Super User Asked by African_king on December 27, 2021
I am trying to write a script that sets my main terminal to use bash shell. I know the #!/bin/bash will call all the commands in the script to be run with the bash shell but what I want is a script that specifically that changes the shell of my terminal to bash.
for example: (this is how my terminal looks like when it is opened.)
$
when i want to set the terminal to bash I manually type the bash command and press enter.
$bash
outcome:
[tyg@rooto ~]$
The problem is if I write a script using the above command it works but any command after the bash command in the script fails to execute.
for example
#!/bin/bash
bash
echo "setting terminal environment to bash"
echo "success"
output:
[tyg@rooto ~]$
Expected output: (something like this)
[tyg@rooto ~]$ setting terminal environment to bash
[tyg@rooto ~]$ success
or (Like this)
[tyg@rooto ~]$
[tyg@rooto ~]$ setting environment
[tyg@rooto ~]$ success
any of the above is what I assume should be expected. Why are the two echo commands in the script failing to execute and is there a fix to this. Thanks
Your other commands don't execute because bash
does not finish until you exit
it.
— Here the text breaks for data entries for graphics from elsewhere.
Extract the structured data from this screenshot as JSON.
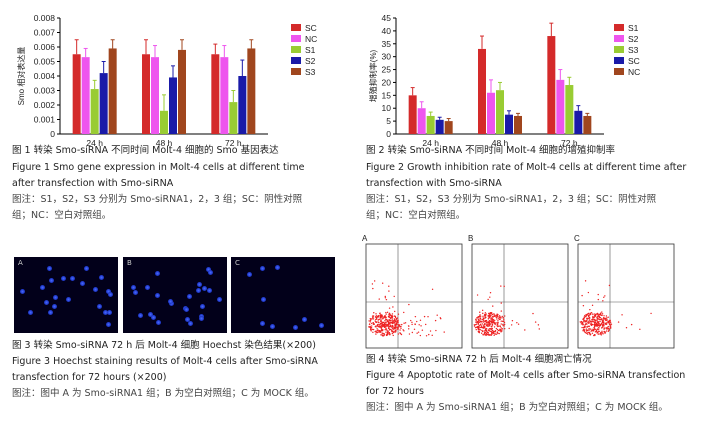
{
  "figure1": {
    "ylabel": "Smo 相对表达量",
    "caption_zh": "图 1    转染 Smo-siRNA 不同时间 Molt-4 细胞的 Smo 基因表达",
    "caption_en_1": "Figure 1    Smo gene expression in Molt-4 cells at different time",
    "caption_en_2": "after transfection with Smo-siRNA",
    "note_1": "图注：S1，S2，S3 分别为 Smo-siRNA1，2，3 组；SC：阴性对照",
    "note_2": "组；NC：空白对照组。"
  },
  "figure2": {
    "ylabel": "增殖抑制率(%)",
    "caption_zh": "图 2    转染 Smo-siRNA 不同时间 Molt-4 细胞的增殖抑制率",
    "caption_en_1": "Figure 2    Growth inhibition rate of Molt-4 cells at different time after",
    "caption_en_2": "transfection with Smo-siRNA",
    "note_1": "图注：S1，S2，S3 分别为 Smo-siRNA1，2，3 组；SC：阴性对照",
    "note_2": "组；NC：空白对照组。"
  },
  "figure3": {
    "panels": [
      "A",
      "B",
      "C"
    ],
    "caption_zh": "图 3    转染 Smo-siRNA 72 h 后 Molt-4 细胞 Hoechst 染色结果(×200)",
    "caption_en_1": "Figure 3    Hoechst staining results of Molt-4 cells after Smo-siRNA",
    "caption_en_2": "transfection for 72 hours (×200)",
    "note_1": "图注：图中 A 为 Smo-siRNA1 组；B 为空白对照组；C 为 MOCK 组。"
  },
  "figure4": {
    "panels": [
      "A",
      "B",
      "C"
    ],
    "caption_zh": "图 4    转染 Smo-siRNA 72 h 后 Molt-4 细胞凋亡情况",
    "caption_en_1": "Figure 4    Apoptotic rate of Molt-4 cells after Smo-siRNA transfection",
    "caption_en_2": "for 72 hours",
    "note_1": "图注：图中 A 为 Smo-siRNA1 组；B 为空白对照组；C 为 MOCK 组。"
  },
  "chart_data": [
    {
      "type": "bar",
      "categories": [
        "24 h",
        "48 h",
        "72 h"
      ],
      "ylabel": "Smo 相对表达量",
      "ylim": [
        0,
        0.008
      ],
      "yticks": [
        "0",
        "0.001",
        "0.002",
        "0.003",
        "0.004",
        "0.005",
        "0.006",
        "0.007",
        "0.008"
      ],
      "legend": "right",
      "series": [
        {
          "name": "SC",
          "color": "#d42a2a",
          "values": [
            0.0055,
            0.0055,
            0.0055
          ],
          "errors": [
            0.001,
            0.001,
            0.0007
          ]
        },
        {
          "name": "NC",
          "color": "#ee55ee",
          "values": [
            0.0053,
            0.0053,
            0.0053
          ],
          "errors": [
            0.0006,
            0.0008,
            0.0008
          ]
        },
        {
          "name": "S1",
          "color": "#99cc33",
          "values": [
            0.0031,
            0.0016,
            0.0022
          ],
          "errors": [
            0.0006,
            0.0011,
            0.0008
          ]
        },
        {
          "name": "S2",
          "color": "#1a1aa8",
          "values": [
            0.0042,
            0.0039,
            0.004
          ],
          "errors": [
            0.0008,
            0.0008,
            0.0011
          ]
        },
        {
          "name": "S3",
          "color": "#a0461e",
          "values": [
            0.0059,
            0.0058,
            0.0059
          ],
          "errors": [
            0.0006,
            0.0007,
            0.0006
          ]
        }
      ]
    },
    {
      "type": "bar",
      "categories": [
        "24 h",
        "48 h",
        "72 h"
      ],
      "ylabel": "增殖抑制率(%)",
      "ylim": [
        0,
        45
      ],
      "yticks": [
        "0",
        "5",
        "10",
        "15",
        "20",
        "25",
        "30",
        "35",
        "40",
        "45"
      ],
      "legend": "right",
      "series": [
        {
          "name": "S1",
          "color": "#d42a2a",
          "values": [
            15,
            33,
            38
          ],
          "errors": [
            3,
            5,
            5
          ]
        },
        {
          "name": "S2",
          "color": "#ee55ee",
          "values": [
            10,
            16,
            21
          ],
          "errors": [
            2.5,
            5,
            4
          ]
        },
        {
          "name": "S3",
          "color": "#99cc33",
          "values": [
            7,
            17,
            19
          ],
          "errors": [
            1.5,
            3,
            3
          ]
        },
        {
          "name": "SC",
          "color": "#1a1aa8",
          "values": [
            5.5,
            7.5,
            9
          ],
          "errors": [
            1,
            1.5,
            2
          ]
        },
        {
          "name": "NC",
          "color": "#a0461e",
          "values": [
            5,
            7,
            7
          ],
          "errors": [
            1,
            1,
            1
          ]
        }
      ]
    }
  ]
}
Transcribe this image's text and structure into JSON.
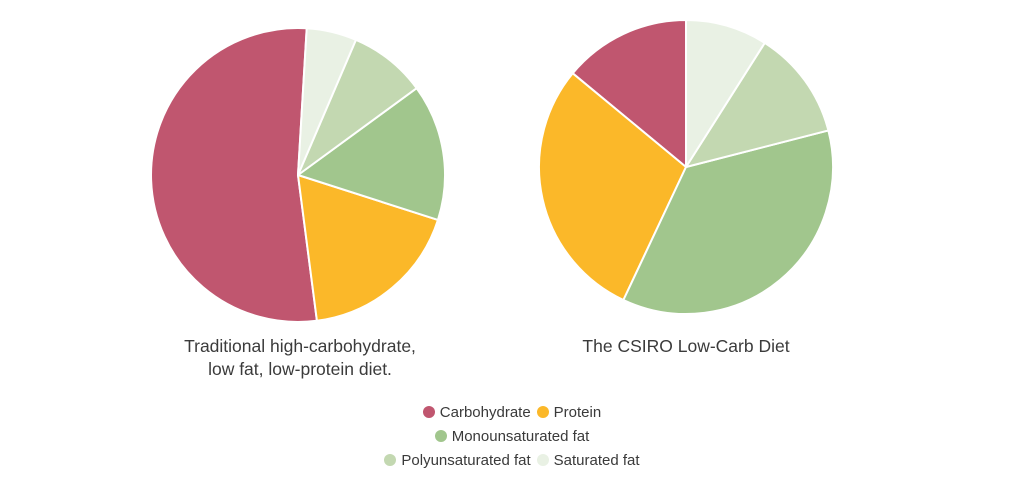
{
  "colors": {
    "carbohydrate": "#c0566f",
    "protein": "#fbb829",
    "monounsaturated": "#a1c68d",
    "polyunsaturated": "#c3d8b1",
    "saturated": "#e9f1e4"
  },
  "chart_data": [
    {
      "type": "pie",
      "title": "Traditional high-carbohydrate, low fat, low-protein diet.",
      "title_lines": [
        "Traditional high-carbohydrate,",
        "low fat, low-protein diet."
      ],
      "labels": [
        "Carbohydrate",
        "Protein",
        "Monounsaturated fat",
        "Polyunsaturated fat",
        "Saturated fat"
      ],
      "values": [
        53,
        18,
        15,
        8.5,
        5.5
      ]
    },
    {
      "type": "pie",
      "title": "The CSIRO Low-Carb Diet",
      "title_lines": [
        "The CSIRO Low-Carb Diet"
      ],
      "labels": [
        "Carbohydrate",
        "Protein",
        "Monounsaturated fat",
        "Polyunsaturated fat",
        "Saturated fat"
      ],
      "values": [
        14,
        29,
        36,
        12,
        9
      ]
    }
  ],
  "legend": {
    "rows": [
      [
        {
          "label": "Carbohydrate",
          "color_key": "carbohydrate"
        },
        {
          "label": "Protein",
          "color_key": "protein"
        }
      ],
      [
        {
          "label": "Monounsaturated fat",
          "color_key": "monounsaturated"
        }
      ],
      [
        {
          "label": "Polyunsaturated fat",
          "color_key": "polyunsaturated"
        },
        {
          "label": "Saturated fat",
          "color_key": "saturated"
        }
      ]
    ]
  }
}
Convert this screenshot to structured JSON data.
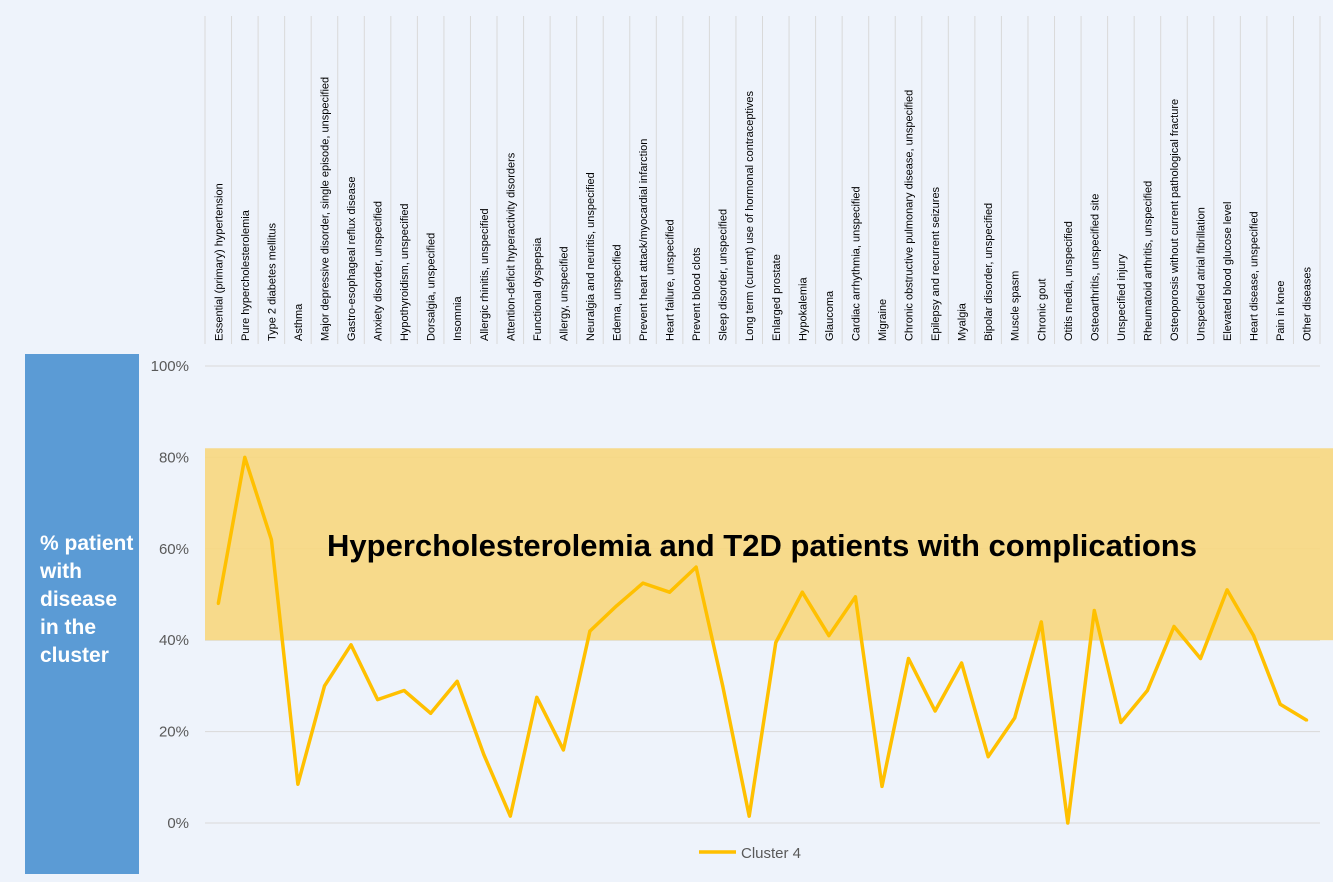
{
  "colors": {
    "background": "#eef3fb",
    "series_line": "#ffc000",
    "band_fill": "#f7d77e",
    "ylabel_box": "#5b9bd5",
    "grid": "#d9d9d9"
  },
  "ylabel_text": "% patient with disease in the cluster",
  "band_label": "Hypercholesterolemia and T2D patients with complications",
  "chart_data": {
    "type": "line",
    "title": "",
    "xlabel": "",
    "ylabel": "% patient with disease in the cluster",
    "ylim": [
      0,
      100
    ],
    "yticks": [
      "0%",
      "20%",
      "40%",
      "60%",
      "80%",
      "100%"
    ],
    "grid": true,
    "legend_position": "bottom",
    "highlight_band": {
      "from": 40,
      "to": 82,
      "label": "Hypercholesterolemia and T2D patients with complications"
    },
    "categories": [
      "Essential (primary) hypertension",
      "Pure hypercholesterolemia",
      "Type 2 diabetes mellitus",
      "Asthma",
      "Major depressive disorder, single episode, unspecified",
      "Gastro-esophageal reflux disease",
      "Anxiety disorder, unspecified",
      "Hypothyroidism, unspecified",
      "Dorsalgia, unspecified",
      "Insomnia",
      "Allergic rhinitis, unspecified",
      "Attention-deficit hyperactivity disorders",
      "Functional dyspepsia",
      "Allergy, unspecified",
      "Neuralgia and neuritis, unspecified",
      "Edema, unspecified",
      "Prevent heart attack/myocardial infarction",
      "Heart failure, unspecified",
      "Prevent blood clots",
      "Sleep disorder, unspecified",
      "Long term (current) use of hormonal contraceptives",
      "Enlarged prostate",
      "Hypokalemia",
      "Glaucoma",
      "Cardiac arrhythmia, unspecified",
      "Migraine",
      "Chronic obstructive pulmonary disease, unspecified",
      "Epilepsy and recurrent seizures",
      "Myalgia",
      "Bipolar disorder, unspecified",
      "Muscle spasm",
      "Chronic gout",
      "Otitis media, unspecified",
      "Osteoarthritis, unspecified site",
      "Unspecified injury",
      "Rheumatoid arthritis, unspecified",
      "Osteoporosis without current pathological fracture",
      "Unspecified atrial fibrillation",
      "Elevated blood glucose level",
      "Heart disease, unspecified",
      "Pain in knee",
      "Other diseases"
    ],
    "series": [
      {
        "name": "Cluster 4",
        "values": [
          48,
          80,
          62,
          8.5,
          30,
          39,
          27,
          29,
          24,
          31,
          15,
          1.5,
          27.5,
          16,
          42,
          47.5,
          52.5,
          50.5,
          56,
          30,
          1.5,
          39.5,
          50.5,
          41,
          49.5,
          8,
          36,
          24.5,
          35,
          14.5,
          23,
          44,
          0,
          46.5,
          22,
          29,
          43,
          36,
          51,
          41,
          26,
          22.5
        ]
      }
    ]
  }
}
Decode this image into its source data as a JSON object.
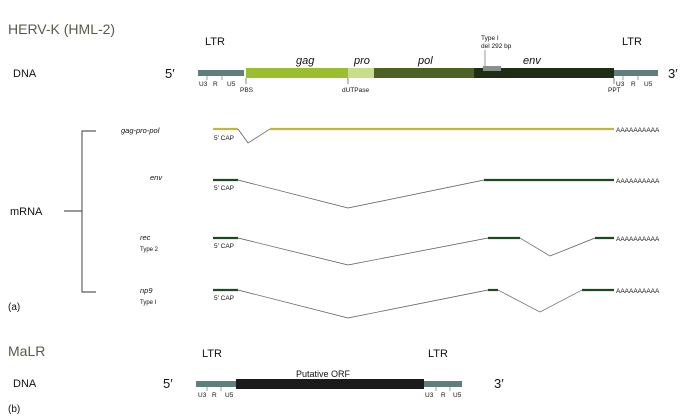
{
  "herv": {
    "title": "HERV-K (HML-2)",
    "dna_label": "DNA",
    "five_prime": "5′",
    "three_prime": "3′",
    "ltr_left": "LTR",
    "ltr_right": "LTR",
    "genes": {
      "gag": "gag",
      "pro": "pro",
      "pol": "pol",
      "env": "env"
    },
    "ltr_parts": {
      "u3": "U3",
      "r": "R",
      "u5": "U5"
    },
    "markers": {
      "pbs": "PBS",
      "dutpase": "dUTPase",
      "ppt": "PPT"
    },
    "deletion_line1": "Type I",
    "deletion_line2": "del 292 bp",
    "colors": {
      "ltr": "#5f7f7c",
      "gag": "#99bf2e",
      "pro": "#c8de8a",
      "pol": "#4e6125",
      "env": "#1d2e14",
      "gag_pro_pol_mrna": "#c7b535",
      "env_mrna": "#1d4a22"
    }
  },
  "mrna": {
    "label": "mRNA",
    "panel_a": "(a)",
    "cap": "5′ CAP",
    "polya": "AAAAAAAAAA",
    "transcripts": [
      {
        "name": "gag-pro-pol",
        "subtype": ""
      },
      {
        "name": "env",
        "subtype": ""
      },
      {
        "name": "rec",
        "subtype": "Type 2"
      },
      {
        "name": "np9",
        "subtype": "Type I"
      }
    ]
  },
  "malr": {
    "title": "MaLR",
    "dna_label": "DNA",
    "five_prime": "5′",
    "three_prime": "3′",
    "ltr_left": "LTR",
    "ltr_right": "LTR",
    "orf_label": "Putative ORF",
    "ltr_parts": {
      "u3": "U3",
      "r": "R",
      "u5": "U5"
    },
    "panel_b": "(b)",
    "colors": {
      "ltr": "#5f7f7c",
      "orf": "#1a1a1a"
    }
  }
}
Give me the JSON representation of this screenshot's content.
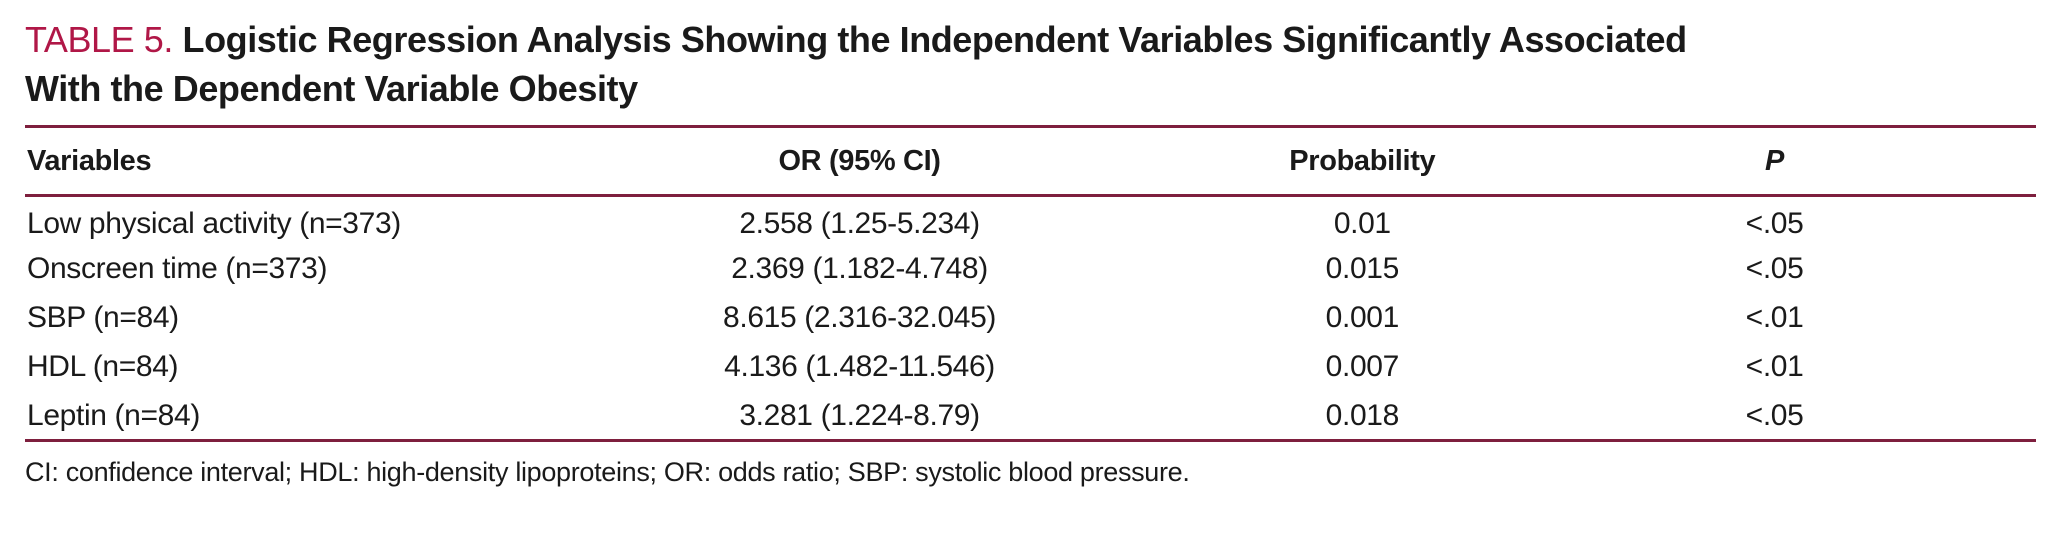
{
  "title": {
    "label": "TABLE 5.",
    "line1": "Logistic Regression Analysis Showing the Independent Variables Significantly Associated",
    "line2": "With the Dependent Variable Obesity"
  },
  "table": {
    "headers": [
      "Variables",
      "OR (95% CI)",
      "Probability",
      "P"
    ],
    "rows": [
      [
        "Low physical activity (n=373)",
        "2.558 (1.25-5.234)",
        "0.01",
        "<.05"
      ],
      [
        "Onscreen time (n=373)",
        "2.369 (1.182-4.748)",
        "0.015",
        "<.05"
      ],
      [
        "SBP (n=84)",
        "8.615 (2.316-32.045)",
        "0.001",
        "<.01"
      ],
      [
        "HDL (n=84)",
        "4.136 (1.482-11.546)",
        "0.007",
        "<.01"
      ],
      [
        "Leptin (n=84)",
        "3.281 (1.224-8.79)",
        "0.018",
        "<.05"
      ]
    ]
  },
  "footnote": "CI: confidence interval; HDL: high-density lipoproteins; OR: odds ratio; SBP: systolic blood pressure.",
  "colors": {
    "accent": "#B01747",
    "rule": "#7E1F3E",
    "text": "#1A1A1A"
  }
}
I'm not sure what you're trying to achieve here, but look into .bashrc
if you want commands to always run when starting bash
. If you always want to use bash
, just write bash
in the equivalent file for your current main shell or change your default shell in the /etc/passwd
file.
If you want a script to temporarily switch to bash
to execute some commands but don't want to have interactivity with that bash shell, you can look into calling bash
with a here document in your main script.